La questione proposta è quella, se si vuole antica e mai completamente risolta, del diritto alla libertà di espressione del pensiero in tutte le sue manifestazioni, compreso il diritto di critica della magistratura e del suo operato, e dei limiti che possono essere posti al suo esercizio.

Nella Convenzione Edu la materia è disciplinata nell'art. 10, il quale così dispone:

  1. Ogni persona ha diritto alla libertà d'espressione. Tale diritto include la libertà d'opinione e la libertà di ricevere o di comunicare informazioni o idee senza che vi possa essere ingerenza da parte delle autorità pubbliche e senza limiti di frontiera. Il presente articolo non impedisce agli Stati di sottoporre a un regime di autorizzazione le imprese di radiodiffusione, cinematografiche o televisive.
  2. L'esercizio di queste libertà, poiché comporta doveri e responsabilità, può essere sottoposto alle formalità, condizioni, restrizioni o sanzioni che sono previste dalla legge e che costituiscono misure necessarie, in una società democratica, alla sicurezza nazionale, all'integrità territoriale o alla pubblica sicurezza, alla difesa dell'ordine e alla prevenzione dei reati, alla protezione della salute o della morale, alla protezione della reputazione o dei diritti altrui, per impedire la divulgazione di informazioni riservate o per garantire l'autorità e l'imparzialità del potere giudiziario.
Le soluzioni giuridiche

I giudici europei esordiscono affermando che la condanna penale del ricorrente per oltraggio a magistrato rappresenta un'ingerenza nell'esercizio del suo diritto alla libertà di espressione, sebbene si tratti di ingerenza prevista dalla legge (art. 434-24 del codice penale francese), avente il legittimo scopo di proteggere la reputazione o i diritti di terzi, nella specie quelli del giudice D., nonché lo scopo di garantire l'autorità e l'imparzialità del potere giudiziario di cui il predetto faceva parte.

Ciò premesso, osserva la Corte, resta da stabilire se tale ingerenza costituisse misura “necessaria” in una società democratica, ai sensi dell'art. 10 § 2, della convenzione.

Vanno in proposito considerate le circostanze concrete del fatto: la qualità del ricorrente e quella della persona destinataria delle dichiarazioni incriminate, il contesto in cui le dichiarazioni sono state pronunciate, la loro natura e la loro base fattuale, ed infine va considerata la natura della sanzione inflitta al ricorrente.

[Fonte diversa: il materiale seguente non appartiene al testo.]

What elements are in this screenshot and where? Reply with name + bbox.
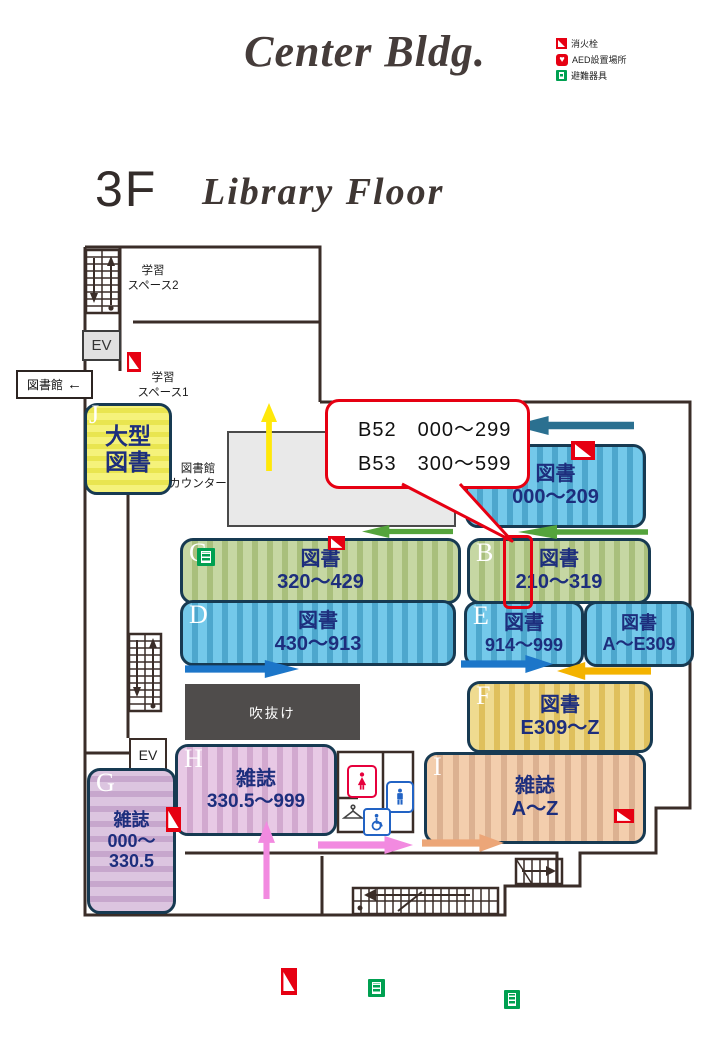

Quest'ultimo, allorché pronunciò le frasi incriminate, era deputato e candidato alle nuove elezioni politiche: dunque era sicuramente una personalità politica che si esprimeva nella sua qualità di eletto e nel quadro del suo impegno politico militante, il che – avvertono i Giudici europei – impone la massima cautela, poiché, se la libertà di espressione è preziosa per ognuno, lo è particolarmente per un eletto dal popolo che rappresenta i suoi elettori, segnala le loro preoccupazioni e difende i loro interessi.

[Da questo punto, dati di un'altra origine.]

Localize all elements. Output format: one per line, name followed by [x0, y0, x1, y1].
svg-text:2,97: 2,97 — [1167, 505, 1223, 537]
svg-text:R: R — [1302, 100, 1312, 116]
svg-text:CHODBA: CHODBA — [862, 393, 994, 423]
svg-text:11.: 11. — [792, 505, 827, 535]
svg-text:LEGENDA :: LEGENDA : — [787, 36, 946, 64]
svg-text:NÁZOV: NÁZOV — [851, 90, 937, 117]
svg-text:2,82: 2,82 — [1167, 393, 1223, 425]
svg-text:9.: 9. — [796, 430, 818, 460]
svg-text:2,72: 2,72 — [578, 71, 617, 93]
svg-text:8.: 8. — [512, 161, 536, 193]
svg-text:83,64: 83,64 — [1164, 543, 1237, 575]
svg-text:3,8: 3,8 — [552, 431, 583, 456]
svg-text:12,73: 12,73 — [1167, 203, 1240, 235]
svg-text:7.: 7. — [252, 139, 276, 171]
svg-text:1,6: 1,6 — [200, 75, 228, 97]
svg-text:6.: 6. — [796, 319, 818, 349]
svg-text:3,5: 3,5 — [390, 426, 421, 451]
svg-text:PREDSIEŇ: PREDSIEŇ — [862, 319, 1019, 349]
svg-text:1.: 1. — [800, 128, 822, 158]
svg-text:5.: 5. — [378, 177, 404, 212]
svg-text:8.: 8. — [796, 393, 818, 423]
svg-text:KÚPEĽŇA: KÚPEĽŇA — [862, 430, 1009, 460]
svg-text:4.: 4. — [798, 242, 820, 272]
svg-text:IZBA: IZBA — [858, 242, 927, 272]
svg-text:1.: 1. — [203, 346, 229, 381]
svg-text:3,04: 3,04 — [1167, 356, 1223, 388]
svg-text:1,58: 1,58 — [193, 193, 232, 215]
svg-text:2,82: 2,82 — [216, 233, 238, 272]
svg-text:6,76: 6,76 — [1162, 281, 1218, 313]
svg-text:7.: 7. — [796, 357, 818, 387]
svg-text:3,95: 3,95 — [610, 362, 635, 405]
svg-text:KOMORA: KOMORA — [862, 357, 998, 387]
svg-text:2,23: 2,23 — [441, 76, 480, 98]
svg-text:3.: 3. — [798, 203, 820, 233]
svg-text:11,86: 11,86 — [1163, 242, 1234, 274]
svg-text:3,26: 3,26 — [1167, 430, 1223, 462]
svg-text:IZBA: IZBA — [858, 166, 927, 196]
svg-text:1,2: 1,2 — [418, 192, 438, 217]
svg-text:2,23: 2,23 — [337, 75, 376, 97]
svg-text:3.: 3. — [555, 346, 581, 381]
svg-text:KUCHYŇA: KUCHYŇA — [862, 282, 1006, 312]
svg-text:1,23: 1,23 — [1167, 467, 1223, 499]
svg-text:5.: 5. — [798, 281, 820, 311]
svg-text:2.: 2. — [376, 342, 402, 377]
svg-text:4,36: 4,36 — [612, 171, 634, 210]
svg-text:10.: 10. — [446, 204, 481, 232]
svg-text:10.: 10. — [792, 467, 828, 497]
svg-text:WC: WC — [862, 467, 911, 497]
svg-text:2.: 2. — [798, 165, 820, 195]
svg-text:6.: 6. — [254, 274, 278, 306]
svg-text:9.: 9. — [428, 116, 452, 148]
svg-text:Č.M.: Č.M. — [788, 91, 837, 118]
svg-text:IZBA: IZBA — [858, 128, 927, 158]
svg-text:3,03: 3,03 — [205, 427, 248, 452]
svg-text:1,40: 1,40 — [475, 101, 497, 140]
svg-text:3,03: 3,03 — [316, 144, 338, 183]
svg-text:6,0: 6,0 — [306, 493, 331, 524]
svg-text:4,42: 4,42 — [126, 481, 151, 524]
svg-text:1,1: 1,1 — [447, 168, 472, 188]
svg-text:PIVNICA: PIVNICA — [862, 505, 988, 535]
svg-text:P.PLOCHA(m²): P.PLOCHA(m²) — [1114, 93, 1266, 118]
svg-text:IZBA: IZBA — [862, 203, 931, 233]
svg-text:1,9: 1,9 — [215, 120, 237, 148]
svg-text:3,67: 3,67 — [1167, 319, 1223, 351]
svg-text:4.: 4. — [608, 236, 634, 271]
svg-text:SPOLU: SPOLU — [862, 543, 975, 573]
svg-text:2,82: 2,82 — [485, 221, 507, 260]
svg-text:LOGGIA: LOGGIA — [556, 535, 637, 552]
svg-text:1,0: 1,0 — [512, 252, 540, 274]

Dall'altro lato, la persona destinataria delle dichiarazioni incriminate è un magistrato che aveva messo sotto inchiesta il ricorrente per frode elettorale, qualche mese prima della pubblica riunione in cui questi si era espresso: e la Corte ricorda la missione particolare del potere giudiziario nella società. Come garante della giustizia, valore fondamentale in uno Stato di diritto, la sua azione ha bisogno della fiducia dei cittadini per prosperare, sicché può essere necessario proteggerla dagli attacchi gravemente pregiudizievoli e privi di concreto fondamento, soprattutto quando il dovere di riservatezza impedisce al magistrato di reagire. Ma al di fuori di tali attacchi, i magistrati ben possono essere oggetto di critica personale in limiti ammissibili, e non solo in via generale ed astratta; tali limiti, quando essi agiscono nelle loro funzioni ufficiali, sono più ampi di quelli relativi ai privati cittadini.

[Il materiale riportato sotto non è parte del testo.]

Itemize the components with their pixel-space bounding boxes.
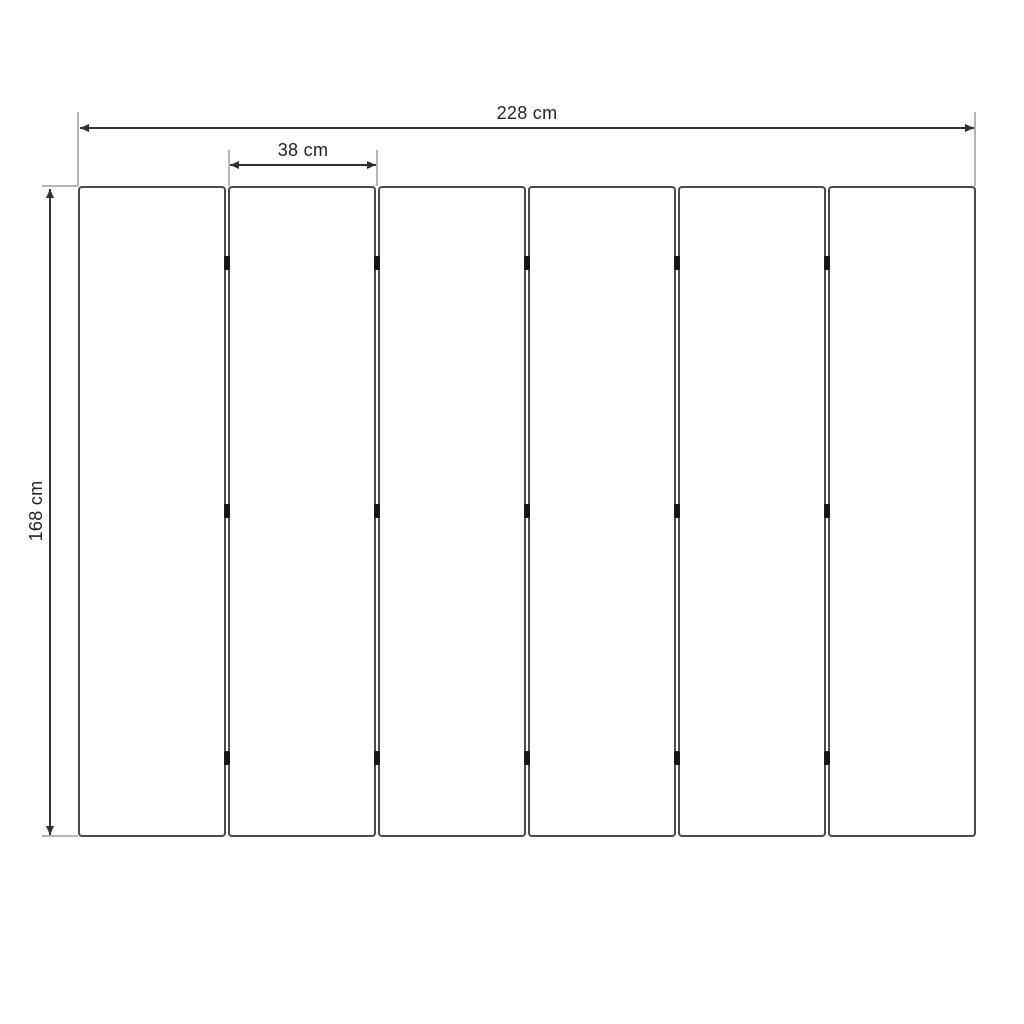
hinge-4-3 <box>674 751 680 765</box>
hinge-2-3 <box>374 751 380 765</box>
hinge-5-1 <box>824 256 830 270</box>
extension-line-panel-left <box>228 150 230 186</box>
extension-line-panel-right <box>376 150 378 186</box>
hinge-1-2 <box>224 504 230 518</box>
height-label: 168 cm <box>26 471 46 551</box>
panel-width-label: 38 cm <box>229 140 377 160</box>
hinge-3-2 <box>524 504 530 518</box>
panel-2 <box>228 186 376 837</box>
extension-tick-bottom <box>42 835 78 837</box>
panel-1 <box>78 186 226 837</box>
hinge-5-2 <box>824 504 830 518</box>
total-width-dim-line <box>80 127 974 129</box>
hinge-2-1 <box>374 256 380 270</box>
extension-line-left <box>77 112 79 186</box>
extension-tick-top <box>42 185 78 187</box>
diagram-canvas: 228 cm 38 cm 168 cm <box>0 0 1024 1024</box>
hinge-2-2 <box>374 504 380 518</box>
hinge-4-2 <box>674 504 680 518</box>
panel-4 <box>528 186 676 837</box>
panel-width-dim-line <box>230 164 376 166</box>
hinge-5-3 <box>824 751 830 765</box>
panel-5 <box>678 186 826 837</box>
hinge-3-3 <box>524 751 530 765</box>
panel-6 <box>828 186 976 837</box>
extension-line-right <box>974 112 976 186</box>
height-dim-line <box>49 189 51 835</box>
total-width-label: 228 cm <box>78 103 976 123</box>
panel-3 <box>378 186 526 837</box>
hinge-1-3 <box>224 751 230 765</box>
hinge-4-1 <box>674 256 680 270</box>
hinge-1-1 <box>224 256 230 270</box>
hinge-3-1 <box>524 256 530 270</box>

Quanto al contesto delle dichiarazioni, esse sono state rese durante una riunione politica in pieno periodo elettorale e davanti a duecento persone, e non erano dunque direttamente indirizzate al giudice D.; inoltre, esse avevano una certa relazione con il tema della sicurezza poiché il ricorrente denunciava, evocando un caso concreto, l'atteggiamento permissivo dei magistrati di fronte a persone sospettate di reato. Inoltre, esse avevano attinenza con la vicenda giudiziaria in cui il ricorrente era rimasto coinvolto e che era stata ampiamente ripresa dalla stampa.

Osserva la Corte che le informazioni sul funzionamento della giustizia, in linea di principio, rivestono sempre interesse generale e ancor di più in un dibattito politico, essendo importante in periodo elettorale che le opinioni e le informazioni circolino liberamente, poichè la libertà d'espressione è una delle condizioni che assicurano la libera espressione dell'opinione di un popolo sulla scelta dell'organo legislativo.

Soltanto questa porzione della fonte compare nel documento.